Music


Pop, rock, and all that jazz

"There is no jazz at all", replied Radha Thomas when I asked her what was the jazz scene like in Bangalore. Radha had a band those days called Human Bondage, and she used to sing along with her then guitarist husband Suresh Shottam. They were an impressive team. So taken in by their music was Niranjan Javeri of Jazz Yatra, that he took them on an European tour. Success followed the couple immediately after, and they migrated to New York. But the duo did not last together, and neither does Radha sing any more jazz. Back in Bangalore, Radha finds no place where she can sing her blues. "Is the scene that bad?" I asked Gerard Machado, who used to play with Human Bondage with Radha.

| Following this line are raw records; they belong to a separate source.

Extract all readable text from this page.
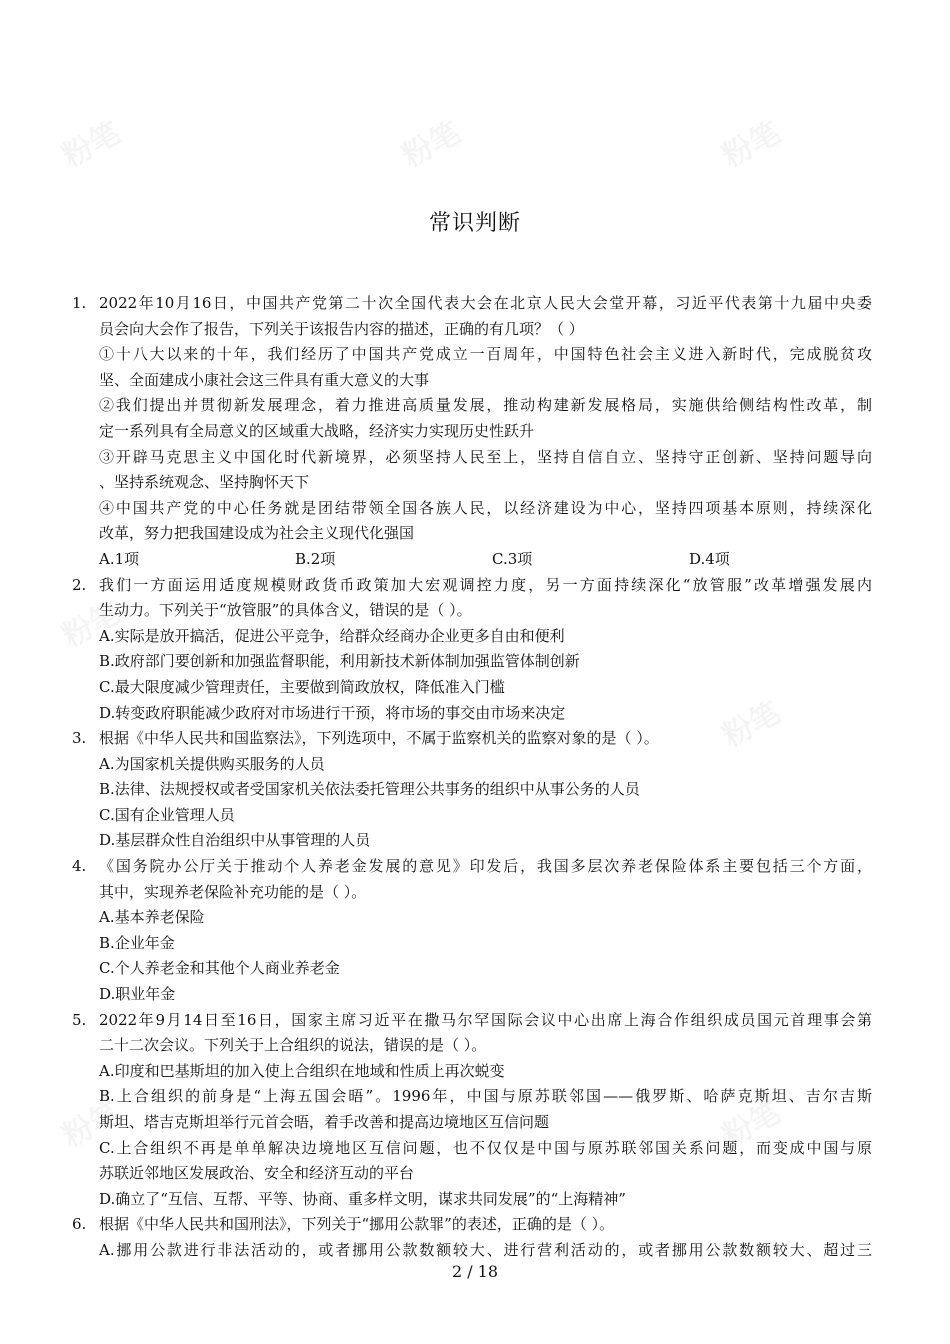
粉笔	粉笔	粉笔
粉笔
粉笔
粉笔	粉笔
常识判断
1. 2022年10月16日，中国共产党第二十次全国代表大会在北京人民大会堂开幕，习近平代表第十九届中央委
员会向大会作了报告，下列关于该报告内容的描述，正确的有几项？（ ）
①十八大以来的十年，我们经历了中国共产党成立一百周年，中国特色社会主义进入新时代，完成脱贫攻
坚、全面建成小康社会这三件具有重大意义的大事
②我们提出并贯彻新发展理念，着力推进高质量发展，推动构建新发展格局，实施供给侧结构性改革，制
定一系列具有全局意义的区域重大战略，经济实力实现历史性跃升
③开辟马克思主义中国化时代新境界，必须坚持人民至上，坚持自信自立、坚持守正创新、坚持问题导向
、坚持系统观念、坚持胸怀天下
④中国共产党的中心任务就是团结带领全国各族人民，以经济建设为中心，坚持四项基本原则，持续深化
改革，努力把我国建设成为社会主义现代化强国
A.1项	B.2项	C.3项	D.4项
2. 我们一方面运用适度规模财政货币政策加大宏观调控力度，另一方面持续深化“放管服”改革增强发展内
生动力。下列关于“放管服”的具体含义，错误的是（ ）。
A.实际是放开搞活，促进公平竞争，给群众经商办企业更多自由和便利
B.政府部门要创新和加强监督职能，利用新技术新体制加强监管体制创新
C.最大限度减少管理责任，主要做到简政放权，降低准入门槛
D.转变政府职能减少政府对市场进行干预，将市场的事交由市场来决定
3. 根据《中华人民共和国监察法》，下列选项中，不属于监察机关的监察对象的是（ ）。
A.为国家机关提供购买服务的人员
B.法律、法规授权或者受国家机关依法委托管理公共事务的组织中从事公务的人员
C.国有企业管理人员
D.基层群众性自治组织中从事管理的人员
4. 《国务院办公厅关于推动个人养老金发展的意见》印发后，我国多层次养老保险体系主要包括三个方面，
其中，实现养老保险补充功能的是（ ）。
A.基本养老保险
B.企业年金
C.个人养老金和其他个人商业养老金
D.职业年金
5. 2022年9月14日至16日，国家主席习近平在撒马尔罕国际会议中心出席上海合作组织成员国元首理事会第
二十二次会议。下列关于上合组织的说法，错误的是（ ）。
A.印度和巴基斯坦的加入使上合组织在地域和性质上再次蜕变
B.上合组织的前身是“上海五国会晤”。1996年，中国与原苏联邻国——俄罗斯、哈萨克斯坦、吉尔吉斯
斯坦、塔吉克斯坦举行元首会晤，着手改善和提高边境地区互信问题
C.上合组织不再是单单解决边境地区互信问题，也不仅仅是中国与原苏联邻国关系问题，而变成中国与原
苏联近邻地区发展政治、安全和经济互动的平台
D.确立了“互信、互帮、平等、协商、重多样文明，谋求共同发展”的“上海精神”
6. 根据《中华人民共和国刑法》，下列关于“挪用公款罪”的表述，正确的是（ ）。
A.挪用公款进行非法活动的，或者挪用公款数额较大、进行营利活动的，或者挪用公款数额较大、超过三
2 / 18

Today, Gerard is a musician of his own right. He has a band of his own called the GM Network. "Bangalore audience is very educated as far as music is concerned. But there is not a big crowd that listens only to jazz", agrees Gerard. He only confirmed what I had heard before. All the jazz clubs in town had thinned down, and the music they played was limited. "The Jazz Club in Manipal Centre has a sorry collection of just five jazz CDs which he plays every day, its ridiculous! exclaimed a jazz buff. Take 5 is the only decent place in town for jazz, but you don't find crowds thronging to that place as they would haunt other more upbeat pubs like Pub World, Nasa, Guzzlers Inn, Pecos, and Night Watchman, where the crowd is relatively younger and the beer, a little more inexpensive.

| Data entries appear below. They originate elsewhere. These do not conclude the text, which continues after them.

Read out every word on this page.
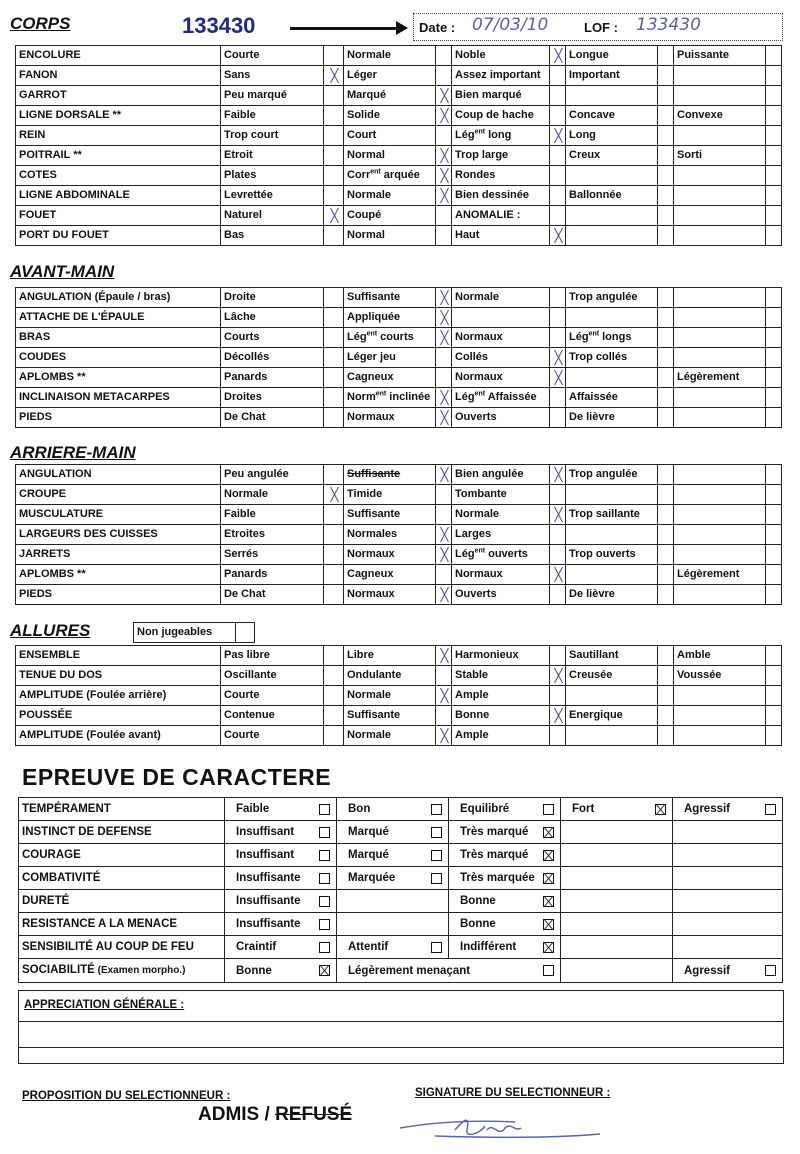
CORPS	133430	Date : 07/03/10	LOF : 133430
ENCOLURE	Courte		Normale		Noble		Longue		Puissante	
FANON	Sans		Léger		Assez important		Important			
GARROT	Peu marqué		Marqué		Bien marqué					
LIGNE DORSALE **	Faible		Solide		Coup de hache		Concave		Convexe	
REIN	Trop court		Court		Lég$^{ent}$ long		Long			
POITRAIL **	Etroit		Normal		Trop large		Creux		Sorti	
COTES	Plates		Corr$^{ent}$ arquée		Rondes					
LIGNE ABDOMINALE	Levrettée		Normale		Bien dessinée		Ballonnée			
FOUET	Naturel		Coupé		ANOMALIE :					
PORT DU FOUET	Bas		Normal		Haut					
AVANT-MAIN
ANGULATION (Épaule / bras)	Droite		Suffisante		Normale		Trop angulée			
ATTACHE DE L'ÉPAULE	Lâche		Appliquée							
BRAS	Courts		Lég$^{ent}$ courts		Normaux		Lég$^{ent}$ longs			
COUDES	Décollés		Léger jeu		Collés		Trop collés			
APLOMBS **	Panards		Cagneux		Normaux				Légèrement	
INCLINAISON METACARPES	Droites		Norm$^{ent}$ inclinée		Lég$^{ent}$ Affaissée		Affaissée			
PIEDS	De Chat		Normaux		Ouverts		De lièvre			
ARRIERE-MAIN
ANGULATION	Peu angulée		Suffisante		Bien angulée		Trop angulée			
CROUPE	Normale		Timide		Tombante					
MUSCULATURE	Faible		Suffisante		Normale		Trop saillante			
LARGEURS DES CUISSES	Etroites		Normales		Larges					
JARRETS	Serrés		Normaux		Lég$^{ent}$ ouverts		Trop ouverts			
APLOMBS **	Panards		Cagneux		Normaux				Légèrement	
PIEDS	De Chat		Normaux		Ouverts		De lièvre			
ALLURES	Non jugeables	
ENSEMBLE	Pas libre		Libre		Harmonieux		Sautillant		Amble	
TENUE DU DOS	Oscillante		Ondulante		Stable		Creusée		Voussée	
AMPLITUDE (Foulée arrière)	Courte		Normale		Ample					
POUSSÉE	Contenue		Suffisante		Bonne		Energique			
AMPLITUDE (Foulée avant)	Courte		Normale		Ample					
EPREUVE DE CARACTERE
TEMPÉRAMENT	Faible	Bon	Equilibré	Fort	Agressif

INSTINCT DE DEFENSE	Insuffisant	Marqué	Très marqué

COURAGE	Insuffisant	Marqué	Très marqué

COMBATIVITÉ	Insuffisante	Marquée	Très marquée

DURETÉ	Insuffisante		Bonne

RESISTANCE A LA MENACE	Insuffisante		Bonne

SENSIBILITÉ AU COUP DE FEU	Craintif	Attentif	Indifférent

SOCIABILITÉ (Examen morpho.)	Bonne	Légèrement menaçant			Agressif
APPRECIATION GÉNÉRALE :
PROPOSITION DU SELECTIONNEUR :	SIGNATURE DU SELECTIONNEUR :
ADMIS / REFUSÉ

"Bangalore crowd listens to anything as long as there is a good rhythm and a good beat. It does not care whether it is jazz, or rock or pop", says Gerard who plays Karnatic jazz, rock and Blues. "The similarities between Karnatik and Jazz are remarkable. Both are systematic, and have a lot of scope for improvisation, " says Gerard. Except for a brief spell when Gerard learnt Karnatik music from T.A.S. Mani of the Karnatik School of Percussion, he is a self taught musician. He co-leads the Karnatik Jazz fusion band "Megha" and has two titles to his credit: "Clean Licks" released by Magnasound, and "Touch Another Life" released by Crescendo music Company.

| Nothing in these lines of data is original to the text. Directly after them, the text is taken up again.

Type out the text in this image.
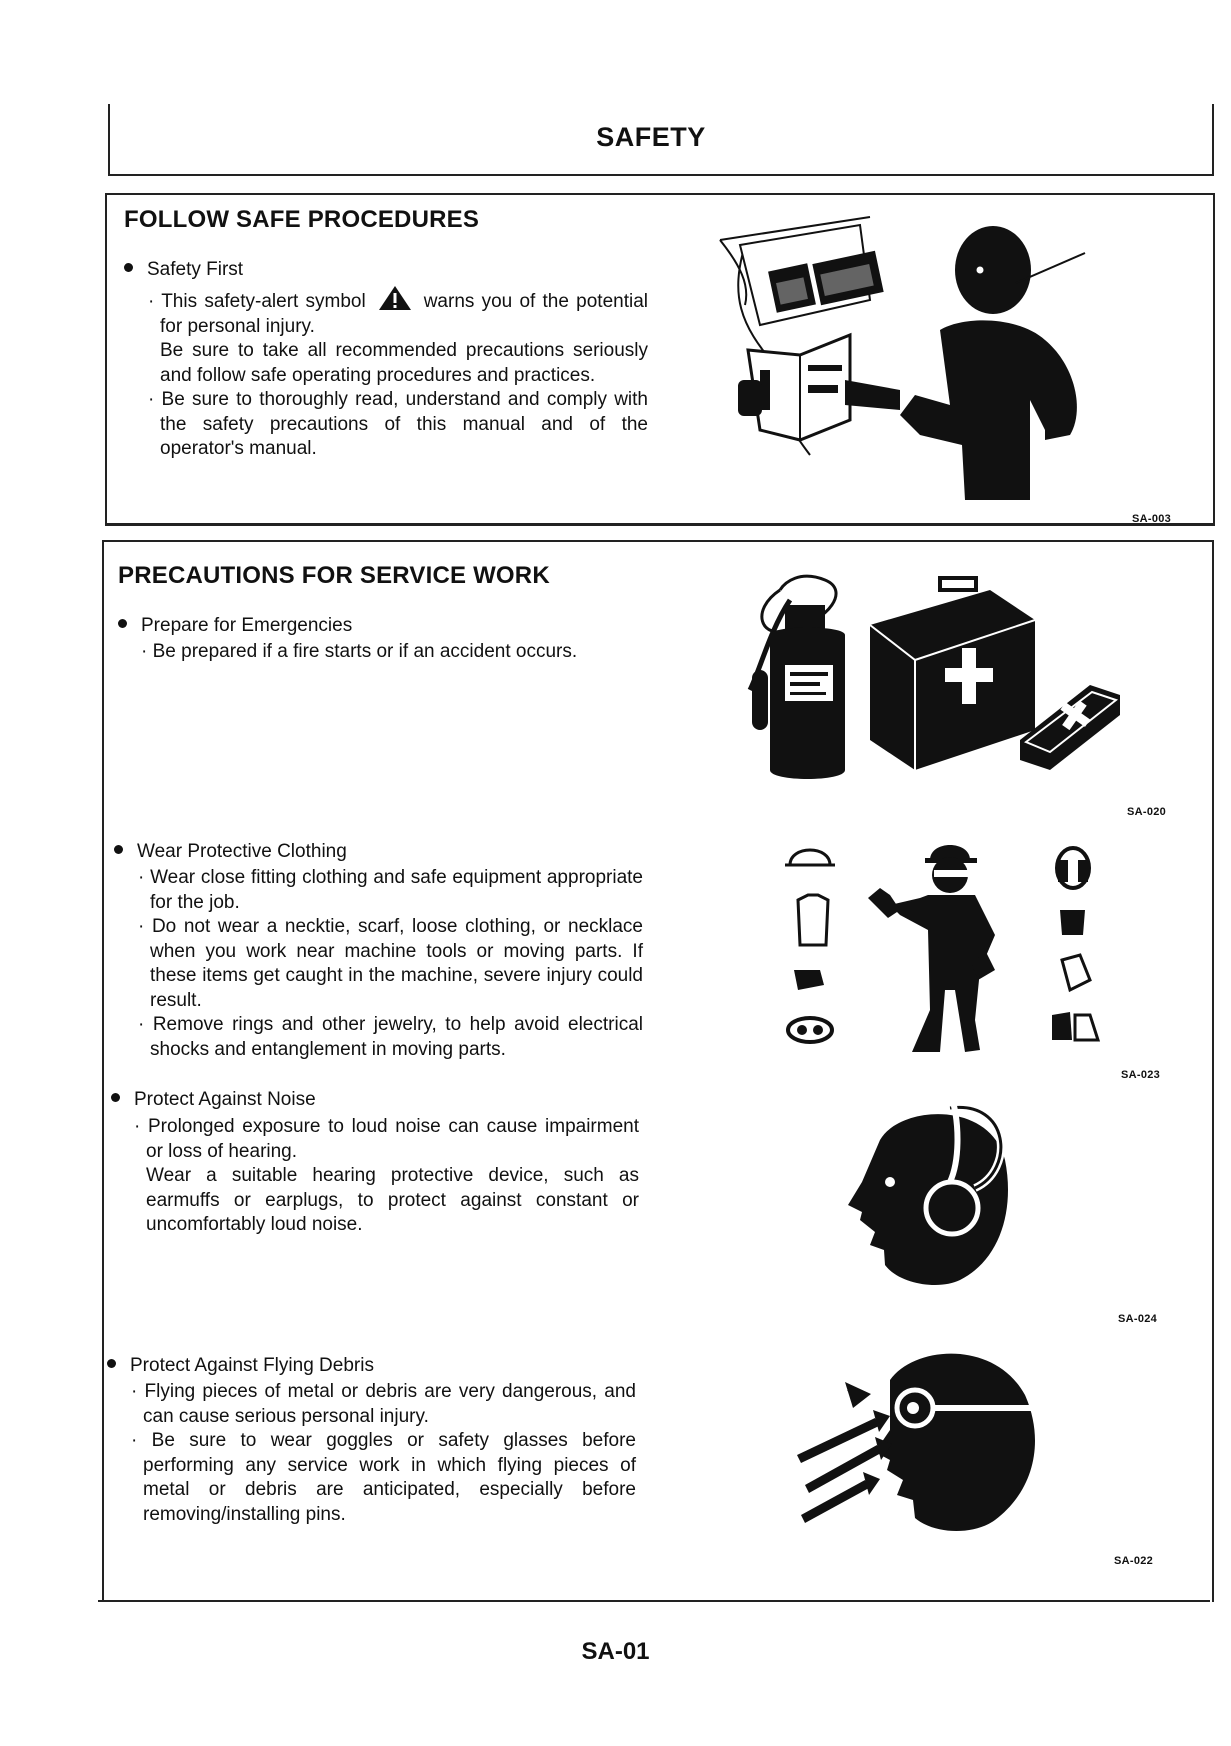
SAFETY
FOLLOW SAFE PROCEDURES
Safety First

· This safety-alert symbol	warns you of the potential for personal injury.

Be sure to take all recommended precautions seriously and follow safe operating procedures and practices.

· Be sure to thoroughly read, understand and comply with the safety precautions of this manual and of the operator's manual.

SA-003
PRECAUTIONS FOR SERVICE WORK
Prepare for Emergencies

· Be prepared if a fire starts or if an accident occurs.

SA-020
Wear Protective Clothing

· Wear close fitting clothing and safe equipment appropriate for the job.

· Do not wear a necktie, scarf, loose clothing, or necklace when you work near machine tools or moving parts. If these items get caught in the machine, severe injury could result.

· Remove rings and other jewelry, to help avoid electrical shocks and entanglement in moving parts.

SA-023
Protect Against Noise

· Prolonged exposure to loud noise can cause impairment or loss of hearing.

Wear a suitable hearing protective device, such as earmuffs or earplugs, to protect against constant or uncomfortably loud noise.

SA-024
Protect Against Flying Debris

· Flying pieces of metal or debris are very dangerous, and can cause serious personal injury.

· Be sure to wear goggles or safety glasses before performing any service work in which flying pieces of metal or debris are anticipated, especially before removing/installing pins.

SA-022
SA-01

His own album Spectrum is lively, imaginative and energetic.
But isn't most Indiam music a rehash of Western pop? How about some original music? "Yeah, people have used up their imagination, they need to be inspired", he says with a smile. And how difficult is it for an young artist to make it in the music circle? It is difficult alright. There is a lot of struggle initially, but it is worth the pain, feels the guitarist. Most musicians start their music career singing in hotels.

This includes heavy metal band Millennium, which bagged the Best Video of the Week on MTV in 1992.

The band is headed for their second release "Power Sutra", which is soon to be launched internationally. But other musicians who are still struggling to make it are having trouble because Bangalore clamped down on live bands. Isn't that what they did in the third Reich? But those artists came back with a vengeance. Lets hope the same happens in Bangalore too.